伸びないサービス利用。民間事業者の苦戦を裏付ける。
(H12.8.9更新)
介護保険制度施行から、はや4ヵ月が過ぎ、様々な諸問題が浮かび上がってきている。 当研究所では、独自に近畿圏2府4県の322の自治体に対し、施行後の在宅サービスの利用状況等についてアンケート調査を実施している最中である。
最終締め切りはまだであるが、これまで返送されてきたアンケートから中間報告をしてみたい。
近畿圏という条件付きながら、以下のような傾向が現れている。
認定者数については、3月以前と比較して4月以降で「増えた」43.9%、「あまり変わらない」43.9%、「減った」10.3%となっている。
要介護認定者の高齢者全体に占める割合は、「10%〜13%」がほぼ全体の64%以上を占め、続いて「10%以下」が23%となっている。要介護度の分布状況は、「国の分布とほぼ同じ」41%、「重度の人が多い」54%となっている。
介護認定者の利用状況をみると、支給限度額の「3〜4割以上」が最も多く54%、ついで「5割〜6割」が約25%となっている。低い利用に留まっている理由としては、「利用者の意識が依然と変わっていないから」が最も多く38%、「自己負担が重く、利用抑制がされている」が33.3%、「介護保険制度が十分理解されていないから」が28.2%となっている。
また、民間事業者の活動状況は、「当初の予定より利用者が獲得できず苦戦している」が46%以上もあり、採算ベースの載せることが難しい状況におかれている。
これらの数字から見る範囲では、介護認定を受けている人は、4月以降やや増えており、その比率は各自治体における高齢者の約10%〜13%の範囲であることが多い。また、その介護度も国の分布と同様及びやや重い分布の自治体が多い。しかしながら、その利用度は支給限度額の4割程度と低く、民間事業者の目算が大きくはずれていることが裏付けられている。
これは、介護の社会化現象が起きず、介護者本人や家族の意識が相変わらず措置を中心とした福祉観の継続がなされていることが大きな原因となっている。

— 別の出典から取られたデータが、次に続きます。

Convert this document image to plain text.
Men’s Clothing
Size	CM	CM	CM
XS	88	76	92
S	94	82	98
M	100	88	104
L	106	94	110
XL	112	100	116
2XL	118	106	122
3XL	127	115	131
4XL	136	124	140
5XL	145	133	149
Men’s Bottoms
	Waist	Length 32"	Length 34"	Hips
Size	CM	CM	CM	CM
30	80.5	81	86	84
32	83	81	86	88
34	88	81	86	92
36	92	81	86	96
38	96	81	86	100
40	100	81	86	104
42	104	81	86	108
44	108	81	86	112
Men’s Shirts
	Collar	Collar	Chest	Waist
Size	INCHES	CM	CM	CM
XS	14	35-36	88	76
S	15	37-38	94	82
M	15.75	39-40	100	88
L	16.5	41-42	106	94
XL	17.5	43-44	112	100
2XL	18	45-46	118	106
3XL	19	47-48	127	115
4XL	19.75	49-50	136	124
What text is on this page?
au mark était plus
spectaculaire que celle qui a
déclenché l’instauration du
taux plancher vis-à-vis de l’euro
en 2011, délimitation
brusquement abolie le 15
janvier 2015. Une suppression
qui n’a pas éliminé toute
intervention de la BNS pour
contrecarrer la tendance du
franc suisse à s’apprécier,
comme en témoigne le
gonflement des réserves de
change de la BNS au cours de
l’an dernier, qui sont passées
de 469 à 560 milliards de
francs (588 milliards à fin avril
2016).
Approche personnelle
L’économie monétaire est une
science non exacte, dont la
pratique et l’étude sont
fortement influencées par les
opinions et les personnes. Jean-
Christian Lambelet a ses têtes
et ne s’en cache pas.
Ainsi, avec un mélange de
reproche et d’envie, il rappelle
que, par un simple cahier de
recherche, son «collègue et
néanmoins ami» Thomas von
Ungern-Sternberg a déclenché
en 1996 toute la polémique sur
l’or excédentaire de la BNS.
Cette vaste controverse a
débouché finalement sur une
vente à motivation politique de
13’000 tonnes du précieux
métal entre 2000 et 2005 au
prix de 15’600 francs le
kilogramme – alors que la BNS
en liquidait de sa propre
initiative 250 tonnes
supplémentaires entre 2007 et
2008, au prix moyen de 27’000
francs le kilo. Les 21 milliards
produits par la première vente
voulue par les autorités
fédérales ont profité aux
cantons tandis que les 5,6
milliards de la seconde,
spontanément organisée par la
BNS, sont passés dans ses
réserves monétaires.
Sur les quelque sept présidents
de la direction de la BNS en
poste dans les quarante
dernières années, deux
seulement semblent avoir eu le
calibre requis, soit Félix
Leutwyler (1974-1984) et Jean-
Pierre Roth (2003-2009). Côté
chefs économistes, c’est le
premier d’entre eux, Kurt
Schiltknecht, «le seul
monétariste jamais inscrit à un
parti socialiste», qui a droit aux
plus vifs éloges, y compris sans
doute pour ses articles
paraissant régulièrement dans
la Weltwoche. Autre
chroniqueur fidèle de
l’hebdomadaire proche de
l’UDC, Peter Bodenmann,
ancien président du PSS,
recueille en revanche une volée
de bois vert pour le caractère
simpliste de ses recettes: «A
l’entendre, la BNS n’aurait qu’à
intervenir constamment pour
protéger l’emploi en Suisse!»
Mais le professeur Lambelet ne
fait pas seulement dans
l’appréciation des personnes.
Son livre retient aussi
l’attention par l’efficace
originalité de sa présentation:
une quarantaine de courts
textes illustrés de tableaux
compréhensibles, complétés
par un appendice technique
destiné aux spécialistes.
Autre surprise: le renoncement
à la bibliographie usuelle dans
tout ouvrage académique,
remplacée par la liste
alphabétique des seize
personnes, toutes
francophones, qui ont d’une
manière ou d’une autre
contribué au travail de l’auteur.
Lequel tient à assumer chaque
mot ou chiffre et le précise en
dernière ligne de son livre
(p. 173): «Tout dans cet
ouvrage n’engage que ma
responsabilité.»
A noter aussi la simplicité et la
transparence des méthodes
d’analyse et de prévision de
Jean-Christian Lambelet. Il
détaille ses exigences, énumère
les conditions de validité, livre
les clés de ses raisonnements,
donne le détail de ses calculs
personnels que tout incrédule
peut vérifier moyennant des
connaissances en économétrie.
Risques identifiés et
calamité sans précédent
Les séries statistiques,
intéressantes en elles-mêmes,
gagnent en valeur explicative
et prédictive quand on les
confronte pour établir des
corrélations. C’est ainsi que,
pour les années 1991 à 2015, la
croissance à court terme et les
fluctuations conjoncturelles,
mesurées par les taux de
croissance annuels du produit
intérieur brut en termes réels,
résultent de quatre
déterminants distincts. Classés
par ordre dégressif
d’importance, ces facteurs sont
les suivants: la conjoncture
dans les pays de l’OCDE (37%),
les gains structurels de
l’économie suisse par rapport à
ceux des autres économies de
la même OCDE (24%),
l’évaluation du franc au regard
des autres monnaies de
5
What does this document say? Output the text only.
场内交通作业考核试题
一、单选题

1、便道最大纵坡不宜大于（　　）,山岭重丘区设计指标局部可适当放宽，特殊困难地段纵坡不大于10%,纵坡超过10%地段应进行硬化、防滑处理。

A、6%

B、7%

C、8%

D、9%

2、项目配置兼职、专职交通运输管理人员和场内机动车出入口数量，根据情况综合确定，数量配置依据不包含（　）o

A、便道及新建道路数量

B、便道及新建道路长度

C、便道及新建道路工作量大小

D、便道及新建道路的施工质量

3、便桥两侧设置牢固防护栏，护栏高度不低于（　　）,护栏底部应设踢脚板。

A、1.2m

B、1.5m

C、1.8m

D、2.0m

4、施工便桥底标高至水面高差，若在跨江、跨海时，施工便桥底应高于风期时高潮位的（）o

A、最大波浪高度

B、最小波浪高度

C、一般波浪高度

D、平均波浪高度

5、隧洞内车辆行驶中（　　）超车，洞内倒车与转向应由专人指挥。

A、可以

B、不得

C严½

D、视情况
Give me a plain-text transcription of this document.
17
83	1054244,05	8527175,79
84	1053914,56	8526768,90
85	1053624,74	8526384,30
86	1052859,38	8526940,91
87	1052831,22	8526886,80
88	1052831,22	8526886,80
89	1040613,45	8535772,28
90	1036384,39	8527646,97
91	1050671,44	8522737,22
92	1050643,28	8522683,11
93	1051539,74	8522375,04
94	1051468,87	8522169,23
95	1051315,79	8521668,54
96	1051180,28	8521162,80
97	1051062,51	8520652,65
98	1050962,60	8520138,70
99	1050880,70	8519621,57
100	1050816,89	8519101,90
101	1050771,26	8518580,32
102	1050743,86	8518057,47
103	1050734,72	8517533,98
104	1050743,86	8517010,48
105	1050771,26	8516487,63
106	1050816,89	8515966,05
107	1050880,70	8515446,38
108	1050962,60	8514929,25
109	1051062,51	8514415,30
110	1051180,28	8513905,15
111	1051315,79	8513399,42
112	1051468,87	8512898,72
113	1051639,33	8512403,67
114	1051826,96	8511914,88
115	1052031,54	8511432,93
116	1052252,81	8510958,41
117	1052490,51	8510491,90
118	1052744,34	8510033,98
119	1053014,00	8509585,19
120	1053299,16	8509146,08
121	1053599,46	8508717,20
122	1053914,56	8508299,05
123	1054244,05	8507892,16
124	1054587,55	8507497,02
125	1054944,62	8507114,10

その他にも、自己負担による利用制限がネックとなっていたり、家族が相変わらず介護しており、外部からのサービス利用が伸びず、市場が拡大していない。
その他、制度が複雑で十分理解されていないという意見も多く、介護保険制度が、高齢者をはじめ国民にとってまだ身近な制度になっていないことが大きな原因になっている。
制度施行前や施行後の各自治体での啓発活動は十分とは言えないが、今後10月から第1号保険料の徴収により、高齢者の直接的な負担が始まり否応なしに関心が高まることが予想されるため、介護保険制度をもっとわかりやすい広報や啓発手段を工夫し、周知と理解をコツコツ進めていくことが介護保険制度を育てていくために重要である。